Isso mesmo está a assistir-se, aliás, nos dias de hoje, não faltando exemplos de chantagem, ameaças e exigências das confederações patronais. António Filipe falou mesmo da existência de «todo o tipo de manobras» por parte do patronato para boicotar a contratação colectiva.

É disso exemplo, denunciou, a alteração aos estatutos realizada pela Associação Portuguesa de Seguros com o intuito de não ser considerada interlocutor válido em matéria de contratação colectiva, deixando assim os trabalhadores sem ninguém do outro lado da mesa com quem negociar as suas condições de trabalho.

Referido por Rita Rato foi, também, o caso da Associação de Têxteis de Portugal que ameaça, por um lado, retirar o subsídio de amas no valor de 50 euros às trabalhadoras têxteis, cujo salário ronda o mínimo nacional, e, por outro lado, não quer reconhecer feriados.

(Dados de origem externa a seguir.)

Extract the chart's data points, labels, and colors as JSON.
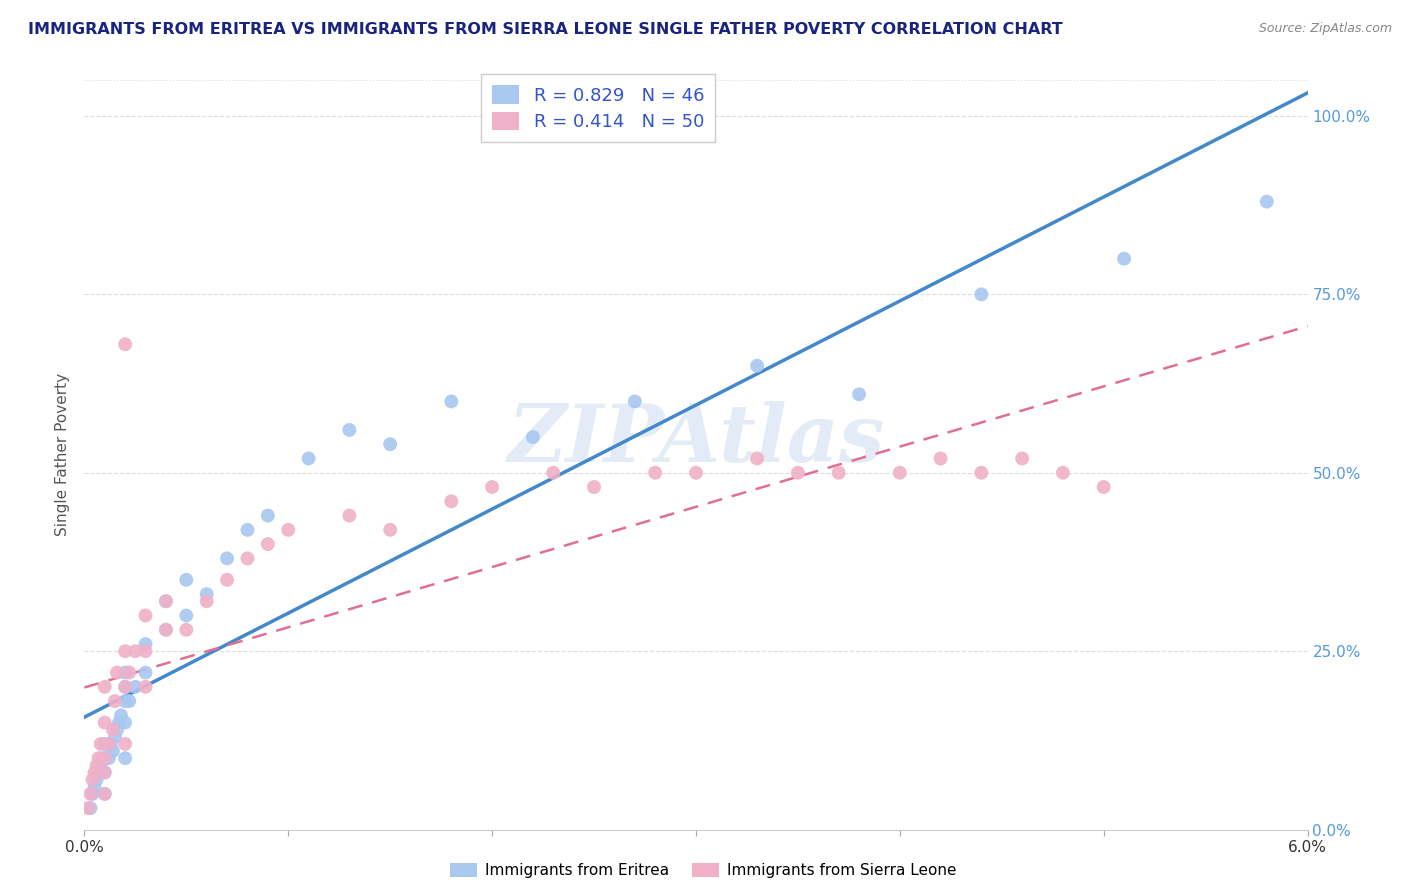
{
  "title": "IMMIGRANTS FROM ERITREA VS IMMIGRANTS FROM SIERRA LEONE SINGLE FATHER POVERTY CORRELATION CHART",
  "source_text": "Source: ZipAtlas.com",
  "ylabel": "Single Father Poverty",
  "watermark": "ZIPAtlas",
  "xlim": [
    0.0,
    0.06
  ],
  "ylim": [
    0.0,
    1.05
  ],
  "series1_color": "#a8c8f0",
  "series2_color": "#f0b0c8",
  "line1_color": "#4488cc",
  "line2_color": "#e07090",
  "R1": 0.829,
  "N1": 46,
  "R2": 0.414,
  "N2": 50,
  "legend_label1": "Immigrants from Eritrea",
  "legend_label2": "Immigrants from Sierra Leone",
  "title_color": "#1a237e",
  "legend_color": "#3355cc",
  "ytick_color": "#5599dd",
  "series1_x": [
    0.0003,
    0.0004,
    0.0005,
    0.0006,
    0.0007,
    0.0008,
    0.0009,
    0.001,
    0.001,
    0.001,
    0.001,
    0.0012,
    0.0013,
    0.0014,
    0.0015,
    0.0016,
    0.0017,
    0.0018,
    0.002,
    0.002,
    0.002,
    0.002,
    0.002,
    0.0022,
    0.0025,
    0.003,
    0.003,
    0.004,
    0.004,
    0.005,
    0.005,
    0.006,
    0.007,
    0.008,
    0.009,
    0.011,
    0.013,
    0.015,
    0.018,
    0.022,
    0.027,
    0.033,
    0.038,
    0.044,
    0.051,
    0.058
  ],
  "series1_y": [
    0.03,
    0.05,
    0.06,
    0.07,
    0.08,
    0.09,
    0.1,
    0.05,
    0.08,
    0.1,
    0.12,
    0.1,
    0.12,
    0.11,
    0.13,
    0.14,
    0.15,
    0.16,
    0.1,
    0.15,
    0.18,
    0.2,
    0.22,
    0.18,
    0.2,
    0.22,
    0.26,
    0.28,
    0.32,
    0.3,
    0.35,
    0.33,
    0.38,
    0.42,
    0.44,
    0.52,
    0.56,
    0.54,
    0.6,
    0.55,
    0.6,
    0.65,
    0.61,
    0.75,
    0.8,
    0.88
  ],
  "series2_x": [
    0.0002,
    0.0003,
    0.0004,
    0.0005,
    0.0006,
    0.0007,
    0.0008,
    0.001,
    0.001,
    0.001,
    0.001,
    0.001,
    0.0012,
    0.0014,
    0.0015,
    0.0016,
    0.002,
    0.002,
    0.002,
    0.0022,
    0.0025,
    0.003,
    0.003,
    0.003,
    0.004,
    0.004,
    0.005,
    0.006,
    0.007,
    0.008,
    0.009,
    0.01,
    0.013,
    0.015,
    0.018,
    0.02,
    0.023,
    0.025,
    0.028,
    0.03,
    0.033,
    0.035,
    0.037,
    0.04,
    0.042,
    0.044,
    0.046,
    0.048,
    0.05,
    0.002
  ],
  "series2_y": [
    0.03,
    0.05,
    0.07,
    0.08,
    0.09,
    0.1,
    0.12,
    0.05,
    0.08,
    0.1,
    0.15,
    0.2,
    0.12,
    0.14,
    0.18,
    0.22,
    0.12,
    0.2,
    0.25,
    0.22,
    0.25,
    0.2,
    0.25,
    0.3,
    0.28,
    0.32,
    0.28,
    0.32,
    0.35,
    0.38,
    0.4,
    0.42,
    0.44,
    0.42,
    0.46,
    0.48,
    0.5,
    0.48,
    0.5,
    0.5,
    0.52,
    0.5,
    0.5,
    0.5,
    0.52,
    0.5,
    0.52,
    0.5,
    0.48,
    0.68
  ]
}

Referenciada foi, ainda, a situação relativa ao contrato colectivo das Cantinas, Refeitórios, Áreas de Serviço e Bares Concessionados, cujas tabelas salariais remontam a 2003, com a respectiva associação patronal (AHRESP) a recusar a negociação de aumentos salariais.

«É preciso acabar com este tipo de manobras, é preciso dinamizar e dignificar a contratação colectiva para que ela seja uma realidade e não apenas um sofisma dos discursos», exigiu António Filipe, realçando ser essa a grande questão que está no centro do debate: «dignificar os trabalhadores portugueses, repondo o princípio basilar do direito do trabalho que em má hora foi eliminado da nossa legislação pelo governo PSD/CDS-PP».